About the House
- First edition (US)
- Author: W. H. Auden
- Language: English
- Genre: Poetry
- Publisher: Random House
- Publication date: 1965
- Publication place: United States

= About the House =

About the House is a book of poems by W. H. Auden, published in 1965 by Random House (first published in England by Faber & Faber in 1966).

The book is in two unnumbered parts, "Thanksgiving for a Habitat", a sequence of poems about Auden's house in Kirchstetten, Austria, and a miscellaneous group of poems headed "In and Out". Almost all the poems were written between 1960 and 1964.

The "Thanksgiving for a Habitat" sequence includes 15 poems in different forms, some followed by a "Postscript" generally in haiku form. The sequence includes, among other poems, "The Cave of Making", "The Geography of the House", "Tonight at Seven-Thirty", "The Cave of Nakedness", and "The Common Life". One poem in the sequence, "Grub First, Then Ethics", was written in 1958 and was published in Auden's previous book Homage to Clio under the title "On Installing an American Kitchen in Lower Austria".

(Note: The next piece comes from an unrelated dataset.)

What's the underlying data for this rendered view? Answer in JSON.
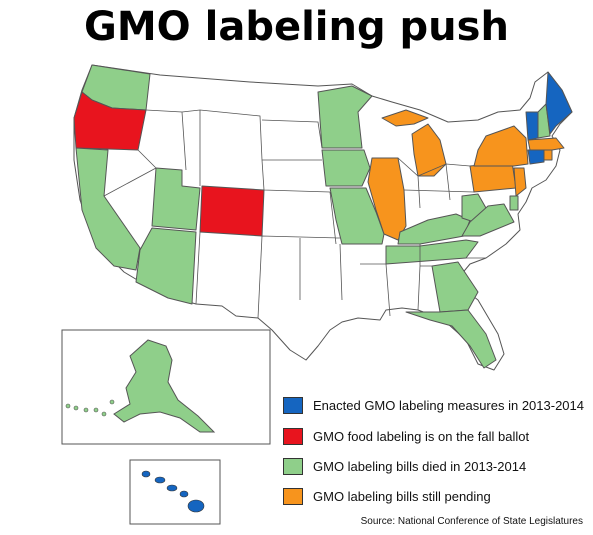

The poems in the "In and Out" section include "A Change of Air", "You", "Et in Arcadia Ego", "On the Circuit", "After Reading a Child's Guide to Modern Physics", and "Whitsunday in Kirchstetten".

This was the first of Auden's books to include the haiku form, which he used in many poems for the rest of his career.

The book is dedicated to Edmund and Elena Wilson.